Three books now in paperback
------------------------------------------------------------------------------- Betrayed, by Amalie Skram, translated by Aileen Hennes. New York and London: Pandora Press/Methuen. 131 pp. $7.95. (Cloth: $22.50.) A contemporary of Ibsen, the Norwegian writer Amalie Skram (1846-1905) was married at 17 to a sea captain. For 13 years, until the breakup of their marriage, she accompanied him on his voyages. ``Betrayed'' (1892) draws heavily on her experience of this difficult relationship. It is a tersely written novel about the trials of a naive young woman married to an older man - a sea captain - whose physical presence she is unable to tolerate. The relentless, claustrophobic drama of this ill-starred pairing may remind some readers of Strindberg's ``Dance of Death'' (1901). ------------------------------------------------------------------------------- Wordsworth's Poetry, 1787-1814, by Geoffrey H. Hartman.

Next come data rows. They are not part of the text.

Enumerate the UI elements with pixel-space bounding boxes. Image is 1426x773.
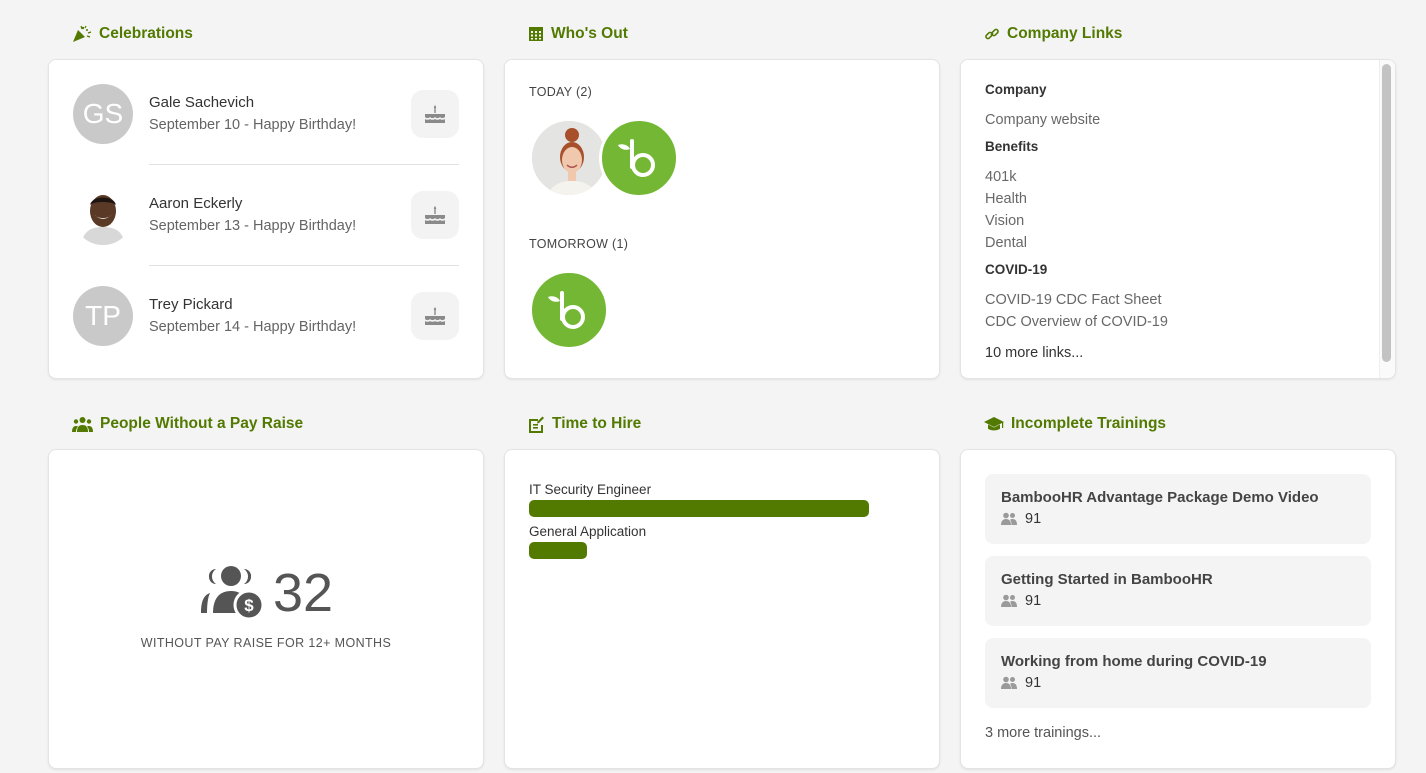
time-to-hire-title: Time to Hire	[528, 415, 641, 433]
celebrations-title-text: Celebrations	[99, 25, 193, 42]
training-item[interactable]: Working from home during COVID-19 91	[985, 638, 1371, 708]
people-icon	[1001, 594, 1017, 607]
celebration-detail: September 14 - Happy Birthday!	[149, 319, 357, 335]
link-vision[interactable]: Vision	[985, 210, 1365, 232]
pay-raise-count: 32	[272, 563, 334, 623]
bar-track	[529, 500, 915, 517]
training-count: 91	[1025, 675, 1042, 691]
whos-out-card: TODAY (2) TOMORROW (1)	[504, 59, 940, 379]
send-birthday-wish-button[interactable]	[411, 90, 459, 138]
people-icon	[1001, 676, 1017, 689]
training-item[interactable]: Getting Started in BambooHR 91	[985, 556, 1371, 626]
celebration-item: TP Trey Pickard September 14 - Happy Bir…	[73, 285, 459, 347]
celebrations-title: Celebrations	[72, 25, 193, 43]
birthday-cake-icon	[425, 206, 445, 224]
job-title-label[interactable]: IT Security Engineer	[529, 482, 915, 498]
training-count: 91	[1025, 593, 1042, 609]
time-to-hire-card: IT Security Engineer General Application	[504, 449, 940, 769]
calendar-icon	[529, 27, 543, 41]
graduation-cap-icon	[984, 417, 1004, 431]
bamboohr-logo-icon	[618, 139, 655, 177]
pay-raise-card[interactable]: $ 32 WITHOUT PAY RAISE FOR 12+ MONTHS	[48, 449, 484, 769]
divider	[149, 164, 459, 165]
training-title: BambooHR Advantage Package Demo Video	[1001, 489, 1319, 506]
pay-raise-title: People Without a Pay Raise	[72, 415, 303, 433]
avatar[interactable]: GS	[73, 84, 133, 144]
time-to-hire-bar[interactable]	[529, 500, 869, 517]
link-company-website[interactable]: Company website	[985, 109, 1365, 131]
training-count: 91	[1025, 511, 1042, 527]
bar-track	[529, 542, 915, 559]
whos-out-title: Who's Out	[528, 25, 628, 43]
tomorrow-label: TOMORROW (1)	[529, 237, 629, 251]
link-dental[interactable]: Dental	[985, 232, 1365, 254]
section-heading: Benefits	[985, 139, 1039, 154]
send-birthday-wish-button[interactable]	[411, 191, 459, 239]
scrollbar-thumb[interactable]	[1382, 64, 1391, 362]
birthday-cake-icon	[425, 307, 445, 325]
person-name[interactable]: Gale Sachevich	[149, 92, 411, 114]
bamboohr-logo-avatar[interactable]	[529, 270, 609, 350]
person-photo-icon	[81, 195, 125, 245]
birthday-cake-icon	[425, 105, 445, 123]
pay-raise-stat: $ 32	[49, 565, 483, 621]
bamboohr-logo-avatar[interactable]	[599, 118, 679, 198]
section-heading: COVID-19	[985, 262, 1048, 277]
section-heading: Company	[985, 82, 1047, 97]
avatar[interactable]: TP	[73, 286, 133, 346]
people-icon	[1001, 512, 1017, 525]
company-links-title-text: Company Links	[1007, 25, 1123, 42]
celebration-detail: September 10 - Happy Birthday!	[149, 117, 357, 133]
divider	[149, 265, 459, 266]
send-birthday-wish-button[interactable]	[411, 292, 459, 340]
more-links-link[interactable]: 10 more links...	[985, 345, 1365, 361]
whos-out-title-text: Who's Out	[551, 25, 628, 42]
trainings-title: Incomplete Trainings	[984, 415, 1166, 433]
avatar-photo[interactable]	[73, 185, 133, 245]
time-to-hire-title-text: Time to Hire	[552, 415, 642, 432]
avatar-photo[interactable]	[529, 118, 609, 198]
tomorrow-avatars	[529, 270, 609, 350]
company-links-card: Company Company website Benefits 401k He…	[960, 59, 1396, 379]
company-links-title: Company Links	[984, 25, 1122, 43]
celebration-item: Aaron Eckerly September 13 - Happy Birth…	[73, 184, 459, 246]
hire-item: IT Security Engineer	[529, 482, 915, 517]
bamboohr-logo-icon	[548, 291, 585, 329]
more-trainings-link[interactable]: 3 more trainings...	[985, 725, 1101, 741]
training-title: Getting Started in BambooHR	[1001, 571, 1213, 588]
svg-text:$: $	[244, 596, 254, 615]
person-photo-icon	[532, 121, 606, 195]
today-avatars	[529, 118, 679, 198]
scrollbar-track[interactable]	[1379, 60, 1395, 378]
link-covid-fact-sheet[interactable]: COVID-19 CDC Fact Sheet	[985, 289, 1365, 311]
training-title: Working from home during COVID-19	[1001, 653, 1267, 670]
trainings-title-text: Incomplete Trainings	[1011, 415, 1167, 432]
celebration-item: GS Gale Sachevich September 10 - Happy B…	[73, 83, 459, 145]
today-label: TODAY (2)	[529, 85, 593, 99]
link-401k[interactable]: 401k	[985, 166, 1365, 188]
pay-raise-title-text: People Without a Pay Raise	[100, 415, 304, 432]
company-links-list: Company Company website Benefits 401k He…	[985, 80, 1365, 361]
celebration-detail: September 13 - Happy Birthday!	[149, 218, 357, 234]
link-cdc-overview[interactable]: CDC Overview of COVID-19	[985, 311, 1365, 333]
people-dollar-icon: $	[200, 566, 265, 621]
edit-document-icon	[529, 416, 544, 433]
link-health[interactable]: Health	[985, 188, 1365, 210]
people-icon	[72, 417, 93, 432]
person-name[interactable]: Aaron Eckerly	[149, 193, 411, 215]
party-popper-icon	[73, 25, 92, 42]
time-to-hire-bar[interactable]	[529, 542, 587, 559]
training-item[interactable]: BambooHR Advantage Package Demo Video 91	[985, 474, 1371, 544]
pay-raise-caption: WITHOUT PAY RAISE FOR 12+ MONTHS	[140, 636, 392, 650]
link-icon	[985, 28, 999, 40]
hire-item: General Application	[529, 524, 915, 559]
trainings-card: BambooHR Advantage Package Demo Video 91…	[960, 449, 1396, 769]
job-title-label[interactable]: General Application	[529, 524, 915, 540]
person-name[interactable]: Trey Pickard	[149, 294, 411, 316]
celebrations-card: GS Gale Sachevich September 10 - Happy B…	[48, 59, 484, 379]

Cambridge, Mass., and London: Harvard University Press. 418 pp. $12.50.
Originally published in 1964, reissued in 1971 with a ``retrospect'' by its author, Geoffrey Hartman's study of Wordsworth's poetry was instrumental in revitalizing interest in the great Romantic too often dismissed as a rather simple ``Nature poet.'' Focusing on Wordsworth's ``consciousness of consciousness,'' Hartman's book illuminates the complexity and depth of the poet's endeavor, restoring a sense of beauty and strangeness to verse that in many ears had come to sound a little too familiar. Hartman's subtle insights are communicated in a finely wrought style that - if not exactly simple - is nonetheless engaging. ------------------------------------------------------------------------------- At Seventy: A Journal, by May Sarton. New York and London: Norton. 334 pp. with photographs. $7.95.
Even those who are not devotees of May Sarton's poetry will find much to enjoy in this journal of the year following the poet's 70th birthday in May 1982. Sarton's acute observations show the eye, ear, and indeed, the soul, of a poet. Whether she is contemplating the change of seasons in her rural Maine home or meditating upon the human costs of Reaganomics, Sarton displays compassion, sensitivity, and sound common sense. During this year, she leads a busy life but still manages to indulge in such typically ``Sartonian'' ruminations as recalling how the ill wind of Belgium's tragic fate in 1914 had the small but good effect of bringing this Belgian-born poet to America.
Merle Rubin is a free-lance book reviewer.